Омэ ораторствовал. Он разъяснял компании все будущее значение предприятия, вычислял толщину полов и стен и очень жалел, что у него нет метрической линейки, какою располагает для своего личного пользования г-н Бине.
Эмма шла под руку с аптекарем и, слегка опираясь на его плечо, глядела на солнечный диск, излучавший вдали, в тумане, свою ослепительную бледность; но вот она повернула голову и увидела Шарля. Фуражка у него была нахлобучена на глаза, толстые губы дрожали, что придавало всему лицу какое-то глупое выражение; самая его спина, широкая, безмятежная его спина, раздражала Эмму; даже сюртук, казалось ей, выставлял напоказ всю заурядность этого человека.
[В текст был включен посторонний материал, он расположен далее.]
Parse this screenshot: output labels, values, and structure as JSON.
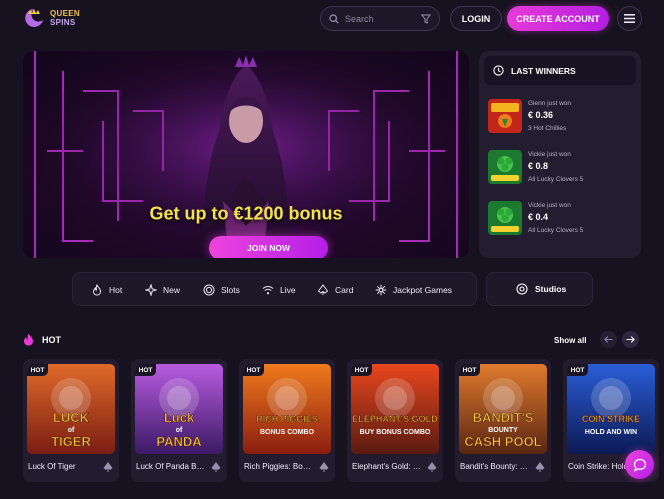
{
  "brand": {
    "line1": "QUEEN",
    "line2": "SPINS"
  },
  "header": {
    "search_placeholder": "Search",
    "login_label": "LOGIN",
    "create_label": "CREATE ACCOUNT"
  },
  "hero": {
    "title": "Get up to €1200 bonus",
    "cta": "JOIN NOW"
  },
  "winners": {
    "title": "LAST WINNERS",
    "items": [
      {
        "who": "Glenn just won",
        "amount": "€ 0.36",
        "game": "3 Hot Chillies"
      },
      {
        "who": "Vickie just won",
        "amount": "€ 0.8",
        "game": "All Lucky Clovers 5"
      },
      {
        "who": "Vickie just won",
        "amount": "€ 0.4",
        "game": "All Lucky Clovers 5"
      }
    ]
  },
  "categories": {
    "items": [
      {
        "label": "Hot",
        "icon": "flame-icon"
      },
      {
        "label": "New",
        "icon": "sparkle-icon"
      },
      {
        "label": "Slots",
        "icon": "spiral-icon"
      },
      {
        "label": "Live",
        "icon": "wifi-icon"
      },
      {
        "label": "Card",
        "icon": "spade-icon"
      },
      {
        "label": "Jackpot Games",
        "icon": "star-burst-icon"
      }
    ],
    "studios_label": "Studios"
  },
  "hot": {
    "title": "HOT",
    "show_all": "Show all",
    "badge": "HOT",
    "games": [
      {
        "name": "Luck Of Tiger",
        "art_line1": "LUCK",
        "art_line2": "of",
        "art_line3": "TIGER",
        "bg1": "#e06a2a",
        "bg2": "#7a1d12"
      },
      {
        "name": "Luck Of Panda Bonus Combo",
        "art_line1": "Luck",
        "art_line2": "of",
        "art_line3": "PANDA",
        "bg1": "#b95be0",
        "bg2": "#3b1a66"
      },
      {
        "name": "Rich Piggies: Bonus Combo",
        "art_line1": "RICH PIGGIES",
        "art_line2": "BONUS COMBO",
        "art_line3": "",
        "bg1": "#f07a1c",
        "bg2": "#8a1e10"
      },
      {
        "name": "Elephant's Gold: Buy Bonus Combo",
        "art_line1": "ELEPHANT'S GOLD",
        "art_line2": "BUY BONUS COMBO",
        "art_line3": "",
        "bg1": "#e8471e",
        "bg2": "#5a1a10"
      },
      {
        "name": "Bandit's Bounty: Cash Pool",
        "art_line1": "BANDIT'S",
        "art_line2": "BOUNTY",
        "art_line3": "CASH POOL",
        "bg1": "#e07a2e",
        "bg2": "#5a2612"
      },
      {
        "name": "Coin Strike: Hold and Win",
        "art_line1": "COIN STRIKE",
        "art_line2": "HOLD AND WIN",
        "art_line3": "",
        "bg1": "#2a5ed8",
        "bg2": "#0c1a55"
      }
    ]
  },
  "colors": {
    "accent": "#e83ad8",
    "background": "#16121f",
    "panel": "#231d30",
    "hero_title": "#f1e44a"
  }
}
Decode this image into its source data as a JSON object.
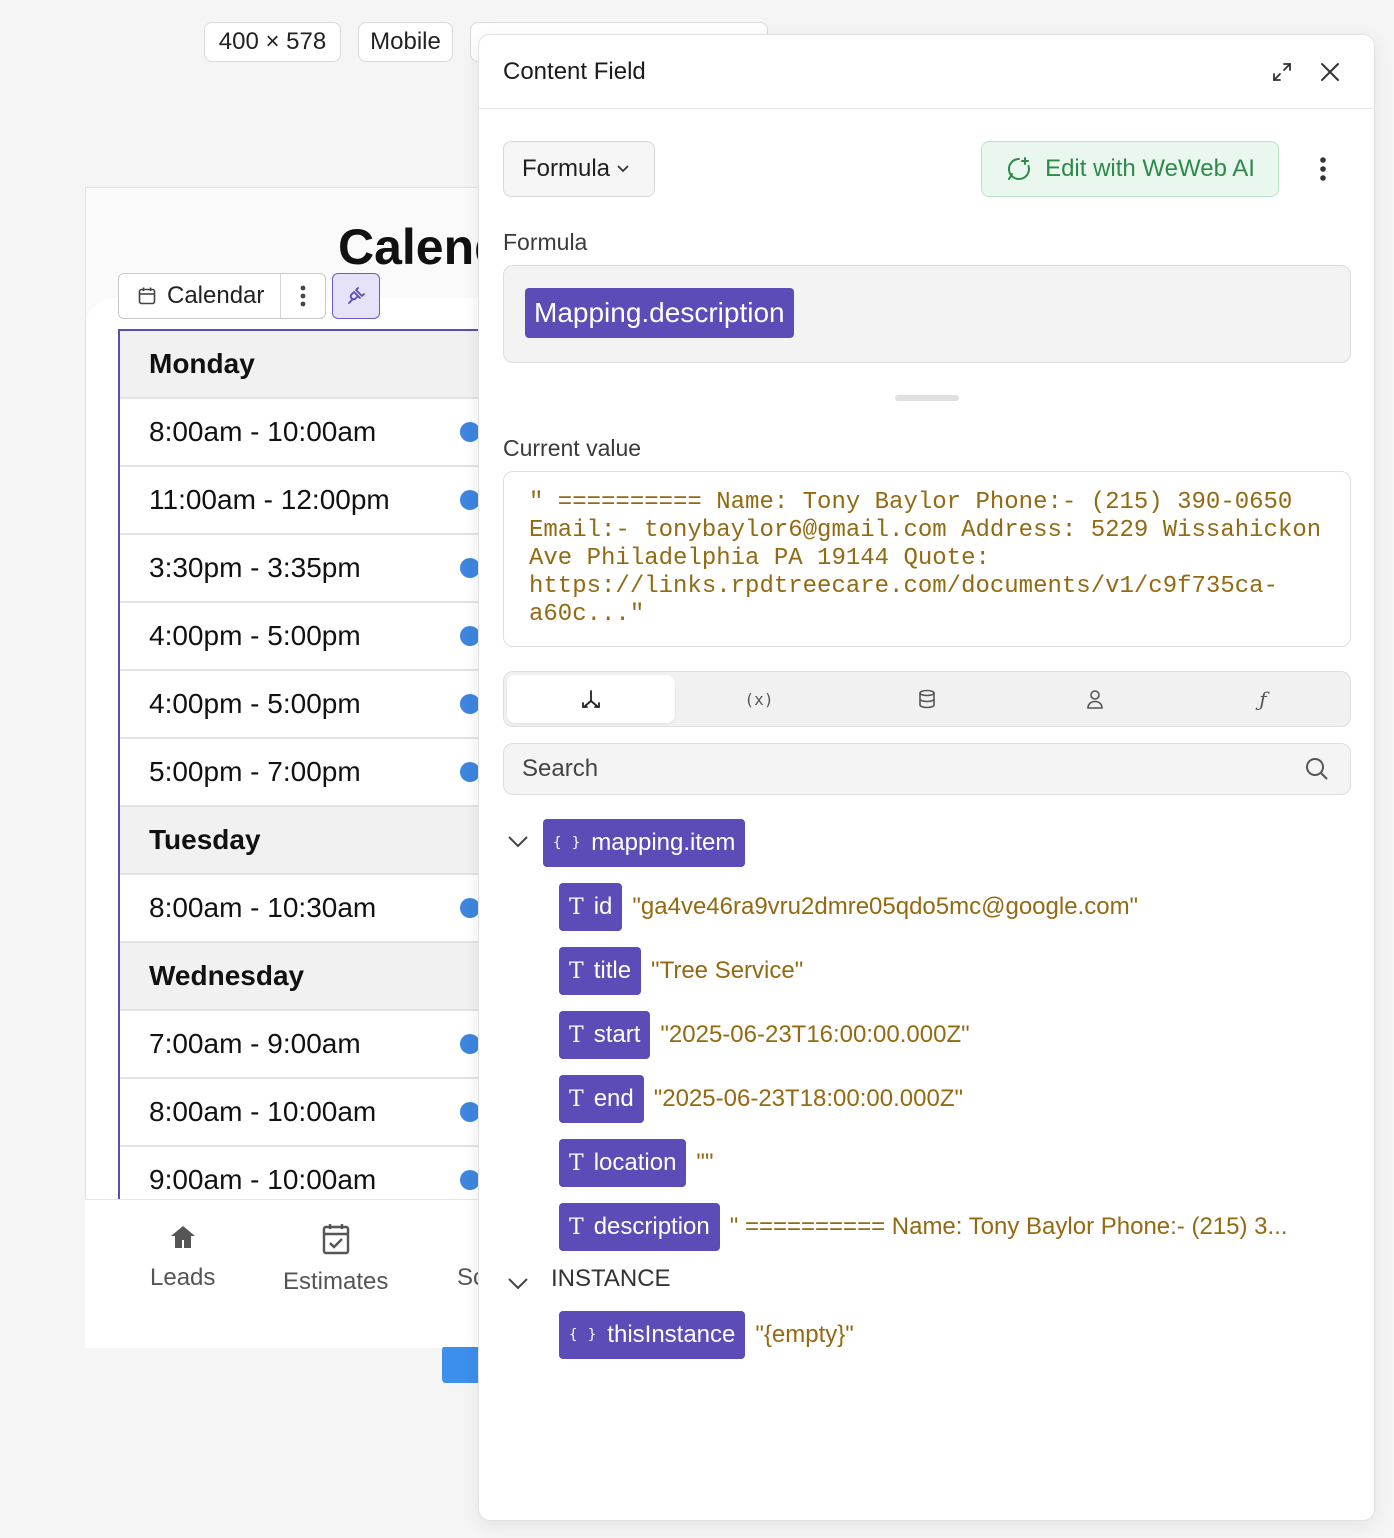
{
  "device": {
    "size": "400 × 578",
    "mode": "Mobile"
  },
  "preview": {
    "page_title": "Calendar",
    "toolbar": {
      "label": "Calendar"
    },
    "rows": [
      {
        "type": "day",
        "text": "Monday"
      },
      {
        "type": "slot",
        "text": "8:00am - 10:00am"
      },
      {
        "type": "slot",
        "text": "11:00am - 12:00pm"
      },
      {
        "type": "slot",
        "text": "3:30pm - 3:35pm"
      },
      {
        "type": "slot",
        "text": "4:00pm - 5:00pm"
      },
      {
        "type": "slot",
        "text": "4:00pm - 5:00pm"
      },
      {
        "type": "slot",
        "text": "5:00pm - 7:00pm"
      },
      {
        "type": "day",
        "text": "Tuesday"
      },
      {
        "type": "slot",
        "text": "8:00am - 10:30am"
      },
      {
        "type": "day",
        "text": "Wednesday"
      },
      {
        "type": "slot",
        "text": "7:00am - 9:00am"
      },
      {
        "type": "slot",
        "text": "8:00am - 10:00am"
      },
      {
        "type": "slot",
        "text": "9:00am - 10:00am"
      }
    ],
    "nav": [
      {
        "label": "Leads",
        "icon": "home-icon"
      },
      {
        "label": "Estimates",
        "icon": "calendar-check-icon"
      },
      {
        "label": "Sc",
        "icon": ""
      }
    ],
    "colors": {
      "accent": "#5b4cb8",
      "dot": "#3e86e0"
    }
  },
  "panel": {
    "title": "Content Field",
    "mode_select": "Formula",
    "ai_button": "Edit with WeWeb AI",
    "formula_label": "Formula",
    "formula_token": "Mapping.description",
    "current_value_label": "Current value",
    "current_value": "\" ========== Name: Tony Baylor Phone:- (215) 390-0650 Email:- tonybaylor6@gmail.com Address: 5229 Wissahickon Ave Philadelphia PA 19144 Quote: https://links.rpdtreecare.com/documents/v1/c9f735ca-a60c...\"",
    "tabs": [
      {
        "name": "tree-icon",
        "glyph": "⅄"
      },
      {
        "name": "variable-icon",
        "glyph": "(x)"
      },
      {
        "name": "database-icon",
        "glyph": ""
      },
      {
        "name": "user-icon",
        "glyph": ""
      },
      {
        "name": "function-icon",
        "glyph": "ƒ"
      }
    ],
    "search_placeholder": "Search",
    "tree": {
      "root_label": "mapping.item",
      "fields": [
        {
          "key": "id",
          "value": "\"ga4ve46ra9vru2dmre05qdo5mc@google.com\""
        },
        {
          "key": "title",
          "value": "\"Tree Service\""
        },
        {
          "key": "start",
          "value": "\"2025-06-23T16:00:00.000Z\""
        },
        {
          "key": "end",
          "value": "\"2025-06-23T18:00:00.000Z\""
        },
        {
          "key": "location",
          "value": "\"\""
        },
        {
          "key": "description",
          "value": "\" ========== Name: Tony Baylor Phone:- (215) 3..."
        }
      ],
      "instance_label": "INSTANCE",
      "instance_item": {
        "key": "thisInstance",
        "value": "\"{empty}\""
      }
    },
    "colors": {
      "pill": "#5b4cb8",
      "value_text": "#936a12",
      "ai_green": "#2e8a4a"
    }
  }
}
Пока Эмма глядела на мужа, черпая в своем раздражении какую-то извращенную радость, вперед выступил Леон. Он побледнел от холода, и, казалось, это наложило на его лицо отпечаток еще более мягкой томности; немного свободный воротничок рубашки приоткрывал за галстуком кусочек кожи; из-под пряди волос виднелась мочка уха, а большие голубые глаза, устремленные к облакам, казались Эмме прозрачнее и прекраснее горных озер, в которых отражается небо.
— Несчастный! — воскликнул вдруг аптекарь.
И подбежал к сыну: тот залез в кучу извести, чтобы выбелить башмачки. Наполеона стали бранить, он громко ревел, а Жюстен обтирал ему обувь жгутом соломы. Но, чтобы отскоблить известь, понадобился нож, и Шарль предложил свой.